School Board member Joseph Guzman (Sugarland Run) was skeptical about the decision to include VIF in the minority new hires statistic.
VIF teachers are only eligible to work for Loudoun County Public Schools a maximum of three years, Guzman said.
Superintendent Edgar B. Hatrick said that Guzman shouldn't "diminish" VIF in the classroom.
Guzman responded that he was not diminishing the role of VIF in the classroom, but didn't want to send the public "mixed messages" or a "false impression."
He said he was concerned because VIF won't be able to go on to administrative positions.
"We don't have any guarantees that anyone we hire is going to stay another year," Hatrick said.
THE VISITING INTERNATIONAL Faculty program brings teachers from around the world to the United States to share their culture in American classrooms. The teachers represent 18 countries, including Argentina, Canada, India, Japan, New Zealand, Philippines, South Africa, Spain and the United Kingdom.
The teachers are eligible to work in American schools for up to three years on a temporary work visa and are allowed to bring their family. Teachers work and live in the communities they teach in, and are expected to return to their country to share their experiences with their home school.
"We hope to have VIF teachers in every school," Webb said.
IN ADDITION TO the VIF program, Loudoun County Public Schools hired 690 teachers from around the country.

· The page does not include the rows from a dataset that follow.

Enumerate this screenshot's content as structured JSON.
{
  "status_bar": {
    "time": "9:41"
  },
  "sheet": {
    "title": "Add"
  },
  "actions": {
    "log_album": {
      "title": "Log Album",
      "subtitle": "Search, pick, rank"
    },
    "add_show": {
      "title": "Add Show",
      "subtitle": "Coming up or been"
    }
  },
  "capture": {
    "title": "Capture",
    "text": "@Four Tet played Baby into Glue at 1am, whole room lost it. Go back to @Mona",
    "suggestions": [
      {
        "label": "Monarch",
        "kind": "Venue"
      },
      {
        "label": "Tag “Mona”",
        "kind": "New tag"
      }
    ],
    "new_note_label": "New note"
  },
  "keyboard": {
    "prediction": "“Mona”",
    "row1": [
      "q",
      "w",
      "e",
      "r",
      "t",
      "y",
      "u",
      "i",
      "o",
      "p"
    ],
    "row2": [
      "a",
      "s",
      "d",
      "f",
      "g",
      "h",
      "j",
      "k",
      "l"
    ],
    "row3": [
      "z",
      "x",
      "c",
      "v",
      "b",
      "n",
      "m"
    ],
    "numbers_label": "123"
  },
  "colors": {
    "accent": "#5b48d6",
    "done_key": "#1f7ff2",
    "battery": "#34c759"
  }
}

To recruit the best teachers, staff visited 52 sites nationwide, conducted 635 on-site interviews and distributed 1,936 compact disc applications.
As a result, Loudoun County Public Schools hired teachers from 33 states, including California, Colorado, Tennessee, Texas and North Carolina, as well as Washington, D.C., and Puerto Rico.
On the home front, the schools hired 48 Loudoun County Public School graduates.